Acuon Capital, a Korean consumer-finance business, has raised Krw140 billion ($127 million) from its inaugural issuance of ESG bonds. Its leaders view this as a testament to a rapid and successful digital transformation.
Acuon Capital and its affiliate, Acuon Savings Bank, have been around for more than three decades, originally as KT Capital. The businesses were acquired in 2019 by Baring Private Equity Asia, whose managers saw the opportunity to take a financial institution in the traditional consumer-finance space and digitize it.
“The remit was to grow the company,” said Hogan Lee, CEO at Acuon Savings Bank, who was brought in to lead the business in the wake of the acquisition; he had previously been president of Chicago Business Management in Seoul.
“Without digitization, our costs would grow linearly as we expanded, which meant we would not generate enough profits. As the market digitizes, cost structure becomes important. And customers now demand convenience.”
Digital yields results
In eighteen months, the firm has created an API layer with about 30 fintech companies, mobile payment apps, digital banks, and traditional banks. Today over 60 percent of new loans originate via digital partnerships.
That effort has paid off, helping Acuon jump up the Korean league tables in terms of size and deal flow. The combined businesses now have about $7 billion in total assets, of which over $5 billion are loans. At the start of 2020, about 20 percent of new retail loan origination was through digital channels, a figure that rose to around 50 percent by Q4 2020 – activity that is bolstered by a commensurate increase in deposits.
Moreover, Lee says the heightened activity is improving the quality of the loan book. Two years ago, up to 7 percent of loans might fall delinquent, but that figure is down to about 4 percent. Digitization has made it possible to reach new customers but also to price them more accurately, with Acuon’s algorithms needing only a few seconds to determine whether an applicant is suitable.
“Better customers require better pricing,” Lee said. “To enable this required a total restructuring of our business.”
Part of this was about building internal machine-learning capabilities to make quick and accurate, data-led assessments of credit risk.
Building a tech stack that could integrate with leading banks was also important. Commercial banks, including Korea’s leading digital banks Kakao Bank and Kbank, which agreed to source their riskier clients to Acuon.

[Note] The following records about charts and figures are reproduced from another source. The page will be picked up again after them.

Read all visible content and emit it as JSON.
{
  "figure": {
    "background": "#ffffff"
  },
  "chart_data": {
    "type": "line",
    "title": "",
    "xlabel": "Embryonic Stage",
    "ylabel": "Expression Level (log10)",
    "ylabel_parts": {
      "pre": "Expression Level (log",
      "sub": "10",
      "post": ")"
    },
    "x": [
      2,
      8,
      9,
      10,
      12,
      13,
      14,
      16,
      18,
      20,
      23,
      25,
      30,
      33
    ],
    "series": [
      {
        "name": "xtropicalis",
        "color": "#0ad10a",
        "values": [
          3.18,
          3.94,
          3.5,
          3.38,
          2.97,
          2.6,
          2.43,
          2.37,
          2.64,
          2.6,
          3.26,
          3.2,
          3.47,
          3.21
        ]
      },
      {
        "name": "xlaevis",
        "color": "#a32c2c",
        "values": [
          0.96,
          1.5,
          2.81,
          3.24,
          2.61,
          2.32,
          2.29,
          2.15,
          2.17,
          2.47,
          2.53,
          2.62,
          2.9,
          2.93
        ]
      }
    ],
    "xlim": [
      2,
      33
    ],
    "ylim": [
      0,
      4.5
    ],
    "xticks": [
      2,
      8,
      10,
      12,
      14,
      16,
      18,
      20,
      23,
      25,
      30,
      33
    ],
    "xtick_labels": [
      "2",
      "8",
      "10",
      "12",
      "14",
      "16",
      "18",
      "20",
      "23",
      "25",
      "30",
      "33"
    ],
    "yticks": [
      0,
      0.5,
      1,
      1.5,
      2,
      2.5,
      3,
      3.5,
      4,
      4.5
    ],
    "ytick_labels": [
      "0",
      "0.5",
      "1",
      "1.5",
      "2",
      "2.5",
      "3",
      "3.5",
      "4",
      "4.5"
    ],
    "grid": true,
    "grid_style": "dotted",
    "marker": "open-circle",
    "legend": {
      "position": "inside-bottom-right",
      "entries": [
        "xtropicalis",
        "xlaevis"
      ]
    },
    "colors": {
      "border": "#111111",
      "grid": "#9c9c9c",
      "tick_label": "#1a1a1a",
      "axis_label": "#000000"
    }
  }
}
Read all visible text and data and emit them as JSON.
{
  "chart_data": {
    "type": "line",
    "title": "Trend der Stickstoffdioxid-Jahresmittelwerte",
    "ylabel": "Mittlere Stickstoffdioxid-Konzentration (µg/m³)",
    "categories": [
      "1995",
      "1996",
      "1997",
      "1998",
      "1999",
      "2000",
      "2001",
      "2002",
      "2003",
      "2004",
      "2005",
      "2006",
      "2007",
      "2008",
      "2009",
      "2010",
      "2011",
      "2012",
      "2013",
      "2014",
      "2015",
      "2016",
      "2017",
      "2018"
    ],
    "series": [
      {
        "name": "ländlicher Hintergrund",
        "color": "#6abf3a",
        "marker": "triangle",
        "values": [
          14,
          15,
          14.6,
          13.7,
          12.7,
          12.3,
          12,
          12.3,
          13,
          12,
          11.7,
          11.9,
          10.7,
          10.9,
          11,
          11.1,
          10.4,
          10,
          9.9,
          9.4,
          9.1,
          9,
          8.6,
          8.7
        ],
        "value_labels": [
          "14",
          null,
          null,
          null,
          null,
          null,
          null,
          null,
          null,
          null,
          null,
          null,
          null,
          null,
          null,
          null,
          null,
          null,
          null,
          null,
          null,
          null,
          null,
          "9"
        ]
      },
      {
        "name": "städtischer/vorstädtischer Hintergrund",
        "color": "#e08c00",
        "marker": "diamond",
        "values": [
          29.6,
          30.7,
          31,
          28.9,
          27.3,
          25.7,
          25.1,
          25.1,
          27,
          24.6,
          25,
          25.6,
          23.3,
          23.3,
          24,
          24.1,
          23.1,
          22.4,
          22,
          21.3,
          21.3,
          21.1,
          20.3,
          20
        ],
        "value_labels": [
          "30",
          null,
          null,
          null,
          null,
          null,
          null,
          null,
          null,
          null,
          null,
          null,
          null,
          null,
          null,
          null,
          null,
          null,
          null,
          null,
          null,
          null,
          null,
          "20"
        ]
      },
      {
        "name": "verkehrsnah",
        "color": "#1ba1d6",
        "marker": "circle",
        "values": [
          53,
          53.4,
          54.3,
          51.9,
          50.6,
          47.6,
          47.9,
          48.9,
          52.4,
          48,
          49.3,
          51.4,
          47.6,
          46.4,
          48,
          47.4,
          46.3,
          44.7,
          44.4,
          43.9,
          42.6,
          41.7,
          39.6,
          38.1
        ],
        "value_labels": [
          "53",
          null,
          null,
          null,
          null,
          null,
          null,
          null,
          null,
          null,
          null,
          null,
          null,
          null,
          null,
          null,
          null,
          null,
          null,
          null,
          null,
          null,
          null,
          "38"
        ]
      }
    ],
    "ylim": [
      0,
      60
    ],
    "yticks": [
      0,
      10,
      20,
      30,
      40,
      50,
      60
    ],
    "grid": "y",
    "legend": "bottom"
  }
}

This ability to seamlessly take on such customers has helped Acuon improve its overall asset quality by 70 basis points over the past 12 months, Lee says.
Ready to expand
Put together, the firm is now in expansion mode. It is the first financial institution in Korea with a local A0 credit rating to issue an ESG bond, says Kim Junseok, group strategy team head at Acuon Capital. “Previously, only big conglomerates or bank holding companies with investment-grade credit ratings could issue these bonds,” he said.
Proceeds will include renewable energy projects and water treatment plants, as well as social projects to lend more to small businesses and startups, which traditionally have struggled to obtain credit in South Korea. In other words, Acuon intends to expand its lending to ESG-related companies, using its capital-market issue to generate the capital to lend as well as support other aspects of the business.
The question is, will Acuon’s digital transformation help it originate and distribute these ESG loans in a faster or more efficient way? Lee says he doesn’t know yet: its digitalization has focused on Acuon’s consumer business, not its corporate lending, which is still a face-to-face business.
Consumer finance companies sit below the top-tier, big commercial banks. The difference is in the credit quality they service. Top-tier banks tend to lend on average at an APR of 7.9 percent, and a maximum of about 10 percent.
Consumer finance companies lend at higher interest rates, typically at 14 percent to 15 percent APR (annual percentage rate), which puts them in the same tier as credit-card companies and electronic peer-to-peer lenders; but Korea’s P2P sector has suffered high delinquencies and is going through a shakeout, with many commercial banks cutting ties.